The boy looked confused, and his father ushered him away.
Stinchfield sighed. "There is not black and white," he said. "That's what I learned. There's a lot of gray here in Iraq.
"In no way is this war going to be solved militarily," he added.
In a call to his platoon commanders just before 4 p.m., Stinchfield said he didn't know yet what platoon had been hit by the bombing.
"Watch your guys," he said, enunciating each syllable slowly. "Make sure they are not complacent just because it's quiet."
At 4:30 p.m., the company received an update. The pregnant woman had reached a hospital in the city of Muqdadiyah.
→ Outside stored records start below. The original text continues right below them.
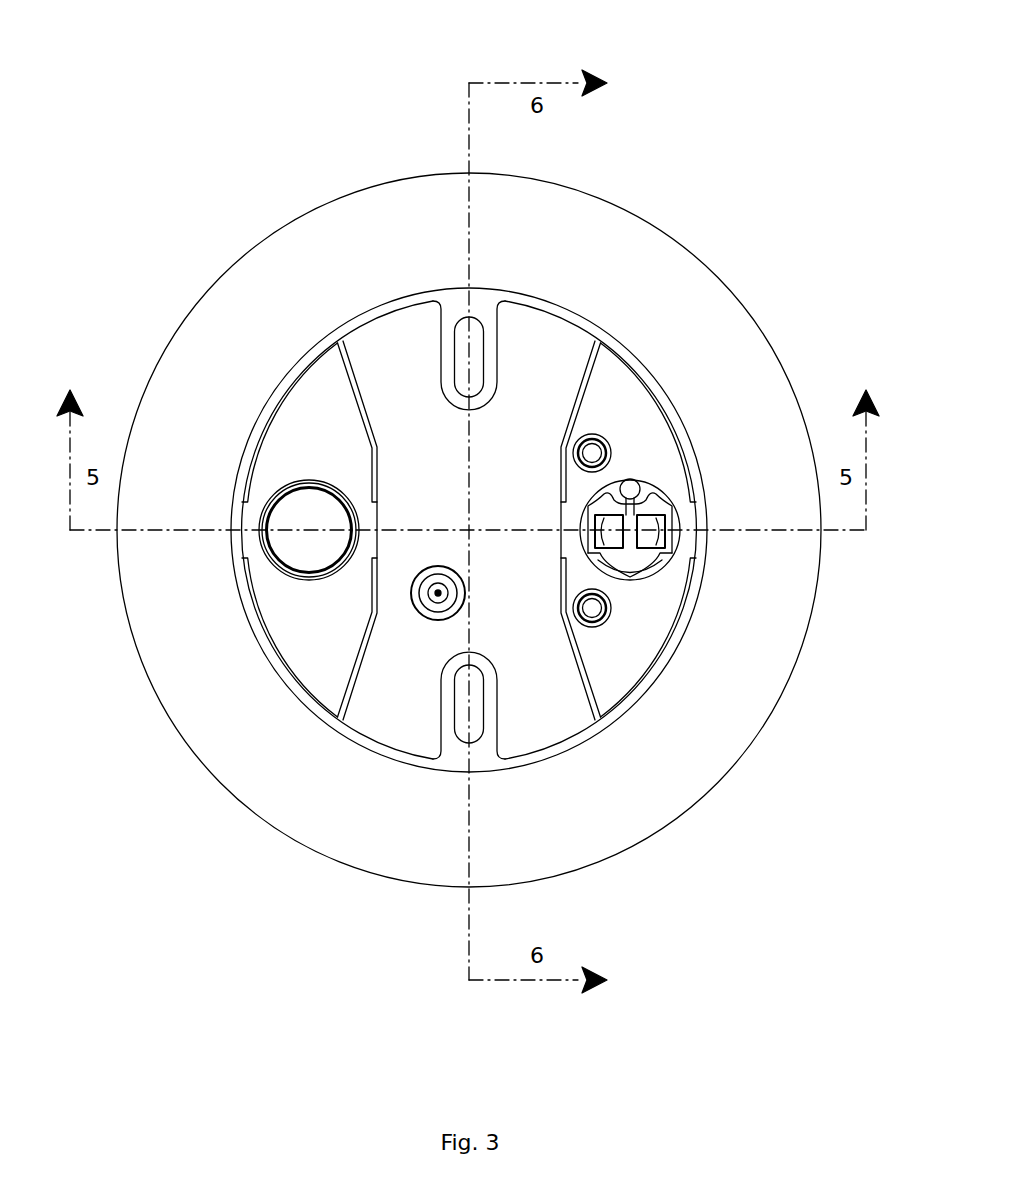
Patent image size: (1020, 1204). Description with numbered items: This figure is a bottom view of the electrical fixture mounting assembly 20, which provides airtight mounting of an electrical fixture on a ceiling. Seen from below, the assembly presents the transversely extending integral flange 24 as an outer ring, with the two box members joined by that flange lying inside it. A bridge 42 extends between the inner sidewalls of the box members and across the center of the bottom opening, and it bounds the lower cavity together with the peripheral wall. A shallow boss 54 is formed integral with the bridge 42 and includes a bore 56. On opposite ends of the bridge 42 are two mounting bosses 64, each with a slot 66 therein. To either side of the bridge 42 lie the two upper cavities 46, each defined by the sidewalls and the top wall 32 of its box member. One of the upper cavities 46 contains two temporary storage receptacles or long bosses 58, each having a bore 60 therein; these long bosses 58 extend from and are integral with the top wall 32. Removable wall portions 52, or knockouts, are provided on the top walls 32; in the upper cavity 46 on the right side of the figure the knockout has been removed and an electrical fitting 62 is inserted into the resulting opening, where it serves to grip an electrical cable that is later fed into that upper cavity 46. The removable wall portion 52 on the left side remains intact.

The electrical fixture mounting assembly 20 is at (192, 220).
The integral flange 24 is at (278, 306).
The top wall 32 is at (301, 450).
The bridge 42 is at (412, 481).
The upper cavity 46 is at (280, 453).
The removable wall portion 52 is at (298, 558).
The shallow boss 54 is at (462, 612).
The bore 56 is at (440, 592).
The long boss 58 is at (609, 458).
The bore 60 is at (592, 453).
The electrical fitting 62 is at (676, 522).
The mounting boss 64 is at (498, 350).
The slot 66 is at (468, 355).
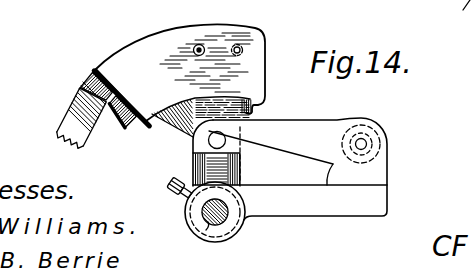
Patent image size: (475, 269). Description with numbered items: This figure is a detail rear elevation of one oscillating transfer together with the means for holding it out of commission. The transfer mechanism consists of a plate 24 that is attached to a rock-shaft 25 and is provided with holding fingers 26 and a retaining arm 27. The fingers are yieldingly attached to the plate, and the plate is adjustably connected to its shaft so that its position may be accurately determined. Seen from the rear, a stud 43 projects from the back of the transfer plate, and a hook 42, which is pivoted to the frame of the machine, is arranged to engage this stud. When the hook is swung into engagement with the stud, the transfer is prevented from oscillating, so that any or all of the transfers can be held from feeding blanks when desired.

Stinchfield said he would check on her status that night.
But soon the radio sounded with three grim initials: KIA. One of their squadron members had been killed in action. Six were seriously wounded, two others lightly.
Standing on the dusty street as the sun set, Stinchfield had trouble finding his voice. "I knew all the guys in that group," he said after a long pause.
He stopped talking and shook his head, over and over.
Back in the Stryker at about 6 p.m., Rozmarin wasn't joking anymore. He provided the updated numbers that had come over the radio. "Six KIA?" Stinchfield asked in disbelief. "Damn. Are you sure?"
"They still haven't said if they were yours," Rozmarin said.
"Okay," Stinchfield finally replied.